Brooklyn’s Jesuit College

Brooklyn’s Jesuit College

In July 1906, the Jesuits bought the old Kings County jailhouse on Crow Hill from one of their former students, Bishop Charles E. McDonnell. For a long time they had wanted to come to Brooklyn, but McDonnell’s predecessor, Bishop John Loughlin, wouldn’t let them. (A local paper claimed that Loughlin had a strong “aversion for two classes of people—Jesuits and reporters.”) They had plans for a large domed church and college that would cover an entire city block. On September 15, 1908, Brooklyn College opened with 226 students. Its high school department was named Brooklyn Preparatory School, and the parish St. Ignatius. Within a few years the neighborhood’s name was changed to the more elegant-sounding Crown Heights, and in 1913 Charles Francis Ebbets erected a baseball stadium in the parish boundaries. But money was a perennial problem for the college, and in 1921 it closed its doors. (The current school opened in 1930). Brooklyn Prep, however, was a success. By the early 1950’s, it had a thousand students. Alumni included Joseph Califano, John Dockery, Joe Paterno, and Exorcist author William Peter Blatty. A list of the school’s teaching scholastics reads like a Who’s Who of the New York Province: Bill Wood, Tom Bermingham, Dan Berrigan, George Hunt, Rick Curry, and Bill O’Malley, to name a few. By the early 1970’s demographic shifts and declining enrollment forced its closing in 1972 (the building now houses Medgar Evers College.) Over the years St. Ignatius parish has been a model for Haitian outreach.
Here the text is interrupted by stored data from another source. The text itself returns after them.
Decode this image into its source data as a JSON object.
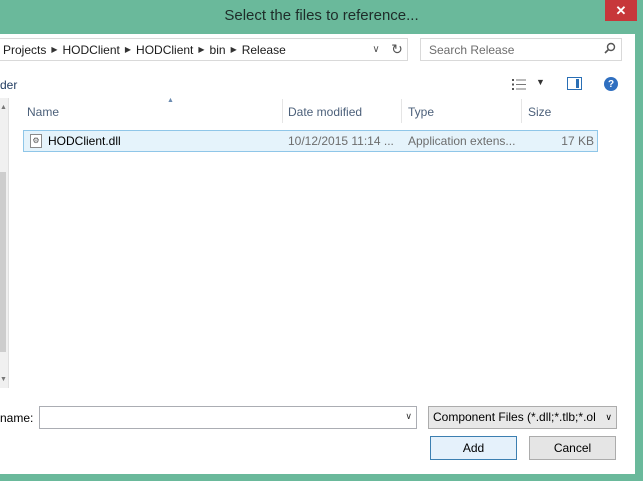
{
  "window": {
    "title": "Select the files to reference...",
    "close_glyph": "✕"
  },
  "address_bar": {
    "crumbs": [
      "Projects",
      "HODClient",
      "HODClient",
      "bin",
      "Release"
    ],
    "separator": "▶",
    "dropdown_glyph": "∨",
    "refresh_glyph": "↻"
  },
  "search": {
    "placeholder": "Search Release",
    "icon": "search-icon"
  },
  "toolbar": {
    "partial_label": "der",
    "view_dropdown_glyph": "▼",
    "help_glyph": "?"
  },
  "columns": [
    {
      "label": "Name"
    },
    {
      "label": "Date modified"
    },
    {
      "label": "Type"
    },
    {
      "label": "Size"
    }
  ],
  "files": [
    {
      "name": "HODClient.dll",
      "date_modified": "10/12/2015 11:14 ...",
      "type": "Application extens...",
      "size": "17 KB",
      "selected": true
    }
  ],
  "bottom": {
    "filename_label": "name:",
    "filename_value": "",
    "filter_value": "Component Files (*.dll;*.tlb;*.ol",
    "dropdown_glyph": "∨",
    "add_label": "Add",
    "cancel_label": "Cancel"
  },
  "colors": {
    "frame": "#6ab99b",
    "close": "#c7373a",
    "selection": "#e5f3fb",
    "header_text": "#4c607a"
  }
}
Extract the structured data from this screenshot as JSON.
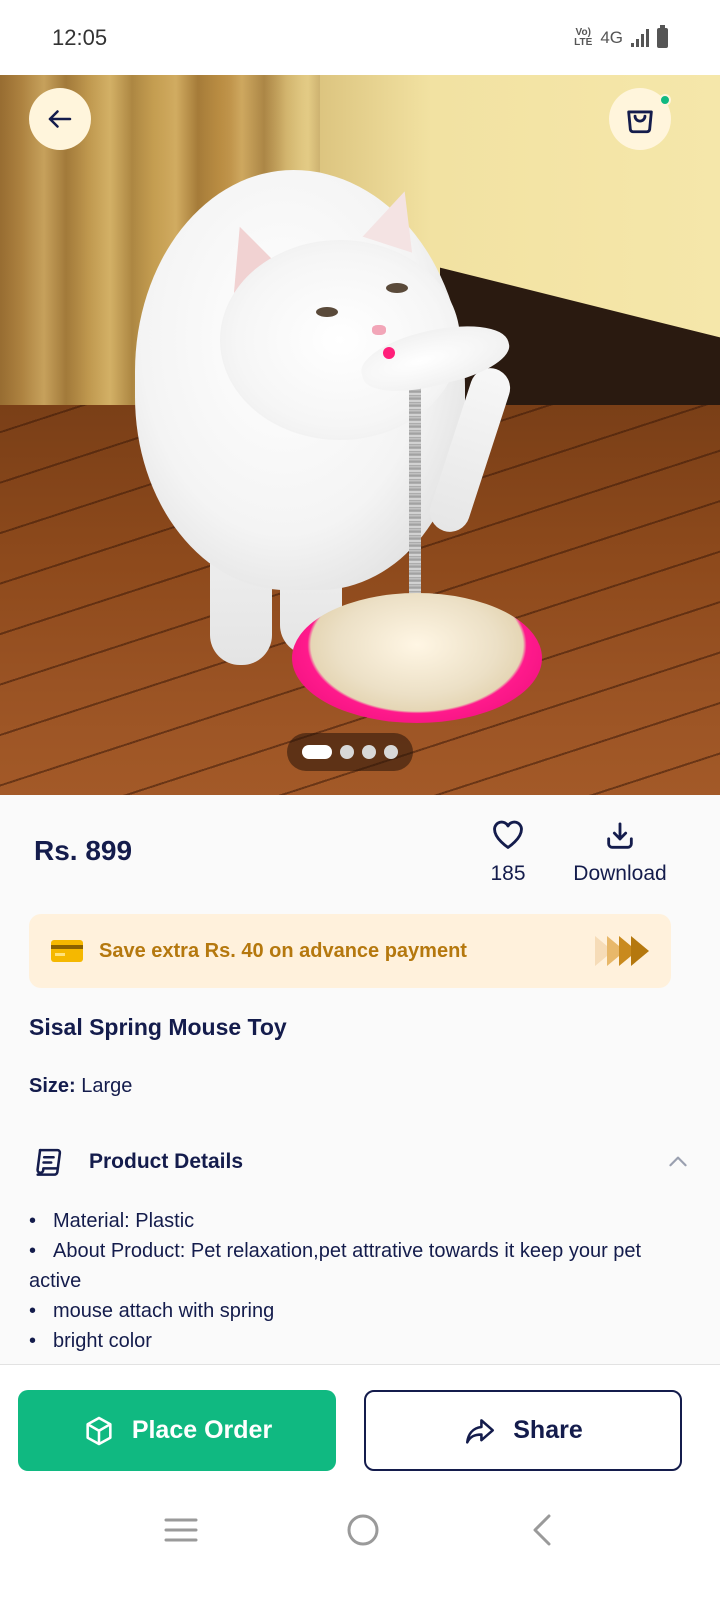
{
  "status_bar": {
    "time": "12:05",
    "volte_line1": "Vo)",
    "volte_line2": "LTE",
    "network": "4G"
  },
  "header": {
    "back_icon": "arrow-left-icon",
    "cart_icon": "shopping-bag-icon",
    "cart_has_badge": true
  },
  "gallery": {
    "image_count": 4,
    "active_index": 0
  },
  "product": {
    "price": "Rs. 899",
    "like_count": "185",
    "download_label": "Download",
    "name": "Sisal Spring Mouse Toy",
    "size_key": "Size:",
    "size_value": "Large"
  },
  "offer": {
    "text": "Save extra Rs. 40 on advance payment",
    "icon": "credit-card-icon"
  },
  "details": {
    "title": "Product Details",
    "expanded": true,
    "bullets": [
      "Material: Plastic",
      "About Product: Pet relaxation,pet attrative towards it keep your pet active",
      "mouse attach with spring",
      "bright color"
    ]
  },
  "actions": {
    "place_order": "Place Order",
    "share": "Share"
  },
  "colors": {
    "accent_green": "#10b981",
    "navy_text": "#141c4c",
    "offer_bg": "#fff1dc",
    "offer_text": "#b5780e"
  },
  "system_nav": {
    "menu_icon": "menu-icon",
    "home_icon": "home-circle-icon",
    "back_icon": "back-chevron-icon"
  }
}
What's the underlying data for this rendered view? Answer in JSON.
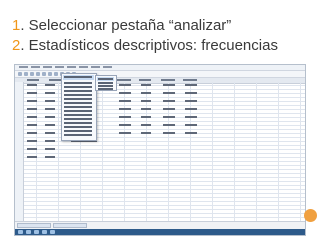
{
  "slide": {
    "line1_num": "1",
    "line1_text": ". Seleccionar pestaña “analizar”",
    "line2_num": "2",
    "line2_text": ". Estadísticos descriptivos: frecuencias",
    "accent_color": "#f0971a"
  },
  "screenshot": {
    "window": "spss-data-editor",
    "open_menu": "analizar",
    "highlighted_item": "estadisticos-descriptivos",
    "highlighted_submenu_item": "frecuencias"
  }
}
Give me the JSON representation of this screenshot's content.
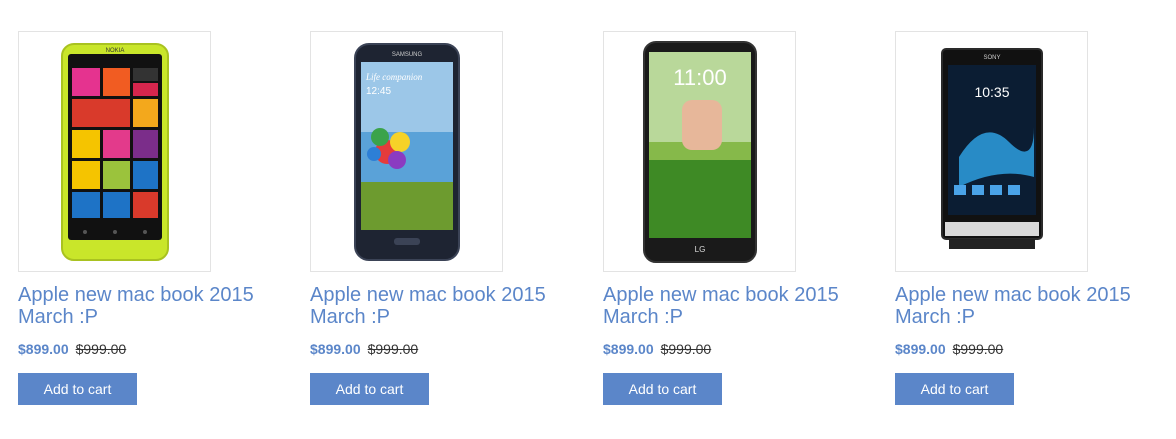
{
  "products": [
    {
      "image_icon": "yellow-nokia-lumia-phone",
      "title": "Apple new mac book 2015 March :P",
      "price": "$899.00",
      "old_price": "$999.00",
      "button_label": "Add to cart",
      "phone_brand": "NOKIA"
    },
    {
      "image_icon": "samsung-galaxy-s4-phone",
      "title": "Apple new mac book 2015 March :P",
      "price": "$899.00",
      "old_price": "$999.00",
      "button_label": "Add to cart",
      "phone_brand": "SAMSUNG",
      "screen_text": "Life companion",
      "screen_time": "12:45"
    },
    {
      "image_icon": "lg-g2-phone",
      "title": "Apple new mac book 2015 March :P",
      "price": "$899.00",
      "old_price": "$999.00",
      "button_label": "Add to cart",
      "phone_brand": "LG",
      "screen_time": "11:00"
    },
    {
      "image_icon": "sony-xperia-phone",
      "title": "Apple new mac book 2015 March :P",
      "price": "$899.00",
      "old_price": "$999.00",
      "button_label": "Add to cart",
      "phone_brand": "SONY",
      "screen_time": "10:35"
    }
  ],
  "colors": {
    "accent": "#5b86c9",
    "border": "#e3e3e3"
  }
}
In 1992 Father Jim Loughran, a prep alumnus who grew up in the parish, was named president of Brooklyn College. Jesuit education came back to Brooklyn in 2003 with Brooklyn Jesuit Prep, a Nativity-model school for inner city students. A prep alumnus observed that the “kids who attended the original Brooklyn Prep were the children and grandchildren of immigrants. The kids who are attending Brooklyn Jesuit Prep are also, mostly, the children of immigrants.”